Les fonctionnaires des collectivités locales sont plus souvent absents pour raison de santé que ceux de l'Etat : plus de 19 jours par an, contre 13 (1). En cause : la forte proportion d'agents de catégorie C, travaillant sur des postes de manutention pénibles, et un vieillissement des titulaires. Ces derniers comptabilisent, en effet, 21 jours d'arrêt par an - surtout pour maladie et longue maladie - contre 9 jours seulement pour les non-titulaires. Des chiffres qui augmentent avec la taille de la collectivité (plus de 26 jours pour les plus importantes, contre moins de 16 dans les petites communes).

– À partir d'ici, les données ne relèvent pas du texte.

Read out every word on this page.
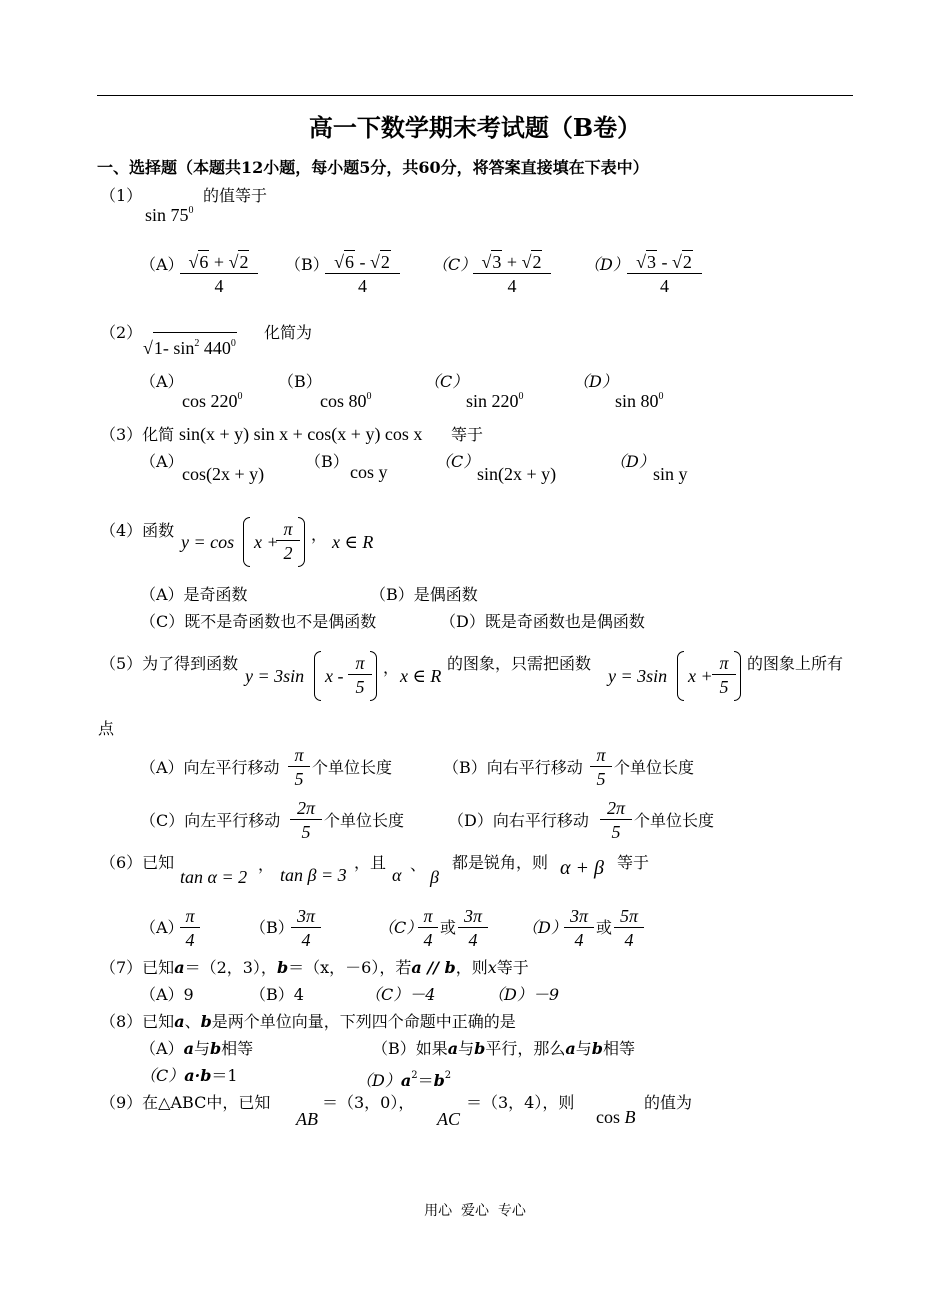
高一下数学期末考试题（B卷）
一、选择题（本题共12小题，每小题5分，共60分，将答案直接填在下表中）
（1）
$\sin 75^0$
的值等于
（A）
$\frac{√6 + √2}{4} (B)$
$\frac{√6 - √2}{4} (C)$
$\frac{√3 + √2}{4} (D)$
$\frac{√3 - √2}{4}$
（2）
√1- $\sin^2 440^0$
化简为
（A）
$\cos 220^0$
（B）
$\cos 80^0$
（C）
$\sin 220^0$
（D）
$\sin 80^0$
（3）化简 sin(x + y) sin x + cos(x + y) cos x 等于
（A）
cos(2x + y)
（B）
cos y
（C）
sin(2x + y)
（D）
sin y
（4）函数
y = cos x +
$\frac{\pi}{2}$ ， x ∈ R
（A）是奇函数	（B）是偶函数
（C）既不是奇函数也不是偶函数	（D）既是奇函数也是偶函数
（5）为了得到函数
y = 3sin x - $\frac{\pi}{5}$ ， x ∈ R
的图象，只需把函数
y = 3sin $x + \frac{\pi}{5}$ 的图象上所有
点
（A）向左平行移动 $\frac{\pi}{5}$ 个单位长度	（B）向右平行移动 $\frac{\pi}{5}$ 个单位长度
（C）向左平行移动 $\frac{2\pi}{5}$ 个单位长度	（D）向右平行移动 $\frac{2\pi}{5}$ 个单位长度
（6）已知
tan α = 2
，
tan β = 3
，且
α
、
β
都是锐角，则 α + β 等于
（A）
$\frac{\pi}{4}$	（B）
$\frac{3\pi}{4}$	（C）
$\frac{\pi}{4}$ 或 $\frac{3\pi}{4} (D)$
$\frac{3\pi}{4}$ 或 $\frac{5\pi}{4}$
（7）已知a＝（2，3），b＝（x，－6），若a // b，则x等于
（A）9	（B）4	（C）－4	（D）－9
（8）已知a、b是两个单位向量，下列四个命题中正确的是
（A）a与b相等	（B）如果a与b平行，那么a与b相等
（C）a·b＝1	$(D)a^2=b^2$
（9）在△ABC中，已知
AB
＝（3，0），
AC
＝（3，4），则
cos B
的值为
用心  爱心  专心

Voilà pourquoi les «territoriaux» sont particulièrement intéressés par la mise en oeuvre des mesures prévues par l'accord sur la santé et la sécurité au travail («SSTFP») signé le 20 novembre dernier (2). Son but : harmoniser et améliorer la prévention santé. Des groupes de travail préparent actuellement les modifications réglementaires et législatives nécessaires, pour une application en 2011.

Transformation des CHS en CHSCT

D'ores et déjà, tous les DRH reçoivent un courrier leur demandant d'élaborer le document unique, ce que beaucoup n'ont pas encore fait. Pour les aider, une enquête Sumer « expérimentale » (3) est en cours, qui devrait produire des résultats fin 2010. Quant aux instances médicales du travail, leur structure et la formation de leur personnel vont être revues. Mais la mesure la plus attendue par les syndicats est la transformation des CHS (comité hygiène et sécurité) en CHSCT. Toutes les collectivités d'au moins 50 agents en seront désormais dotées, et non plus seulement celles en ayant plus de 200. « C'est une avancée importante, estime Laurent Branchu, secrétaire national de l'Unsa territoriaux. Un consensus a été trouvé pour deux réunions annuelles au minimum : ce sera nécessaire pour que tous les sujets soient abordés. » En effet, baisse des finances publiques, exigences croissantes des usagers ou encore augmentation des missions par le jeu des décentralisations ou des regroupements induisent de nouveaux risques.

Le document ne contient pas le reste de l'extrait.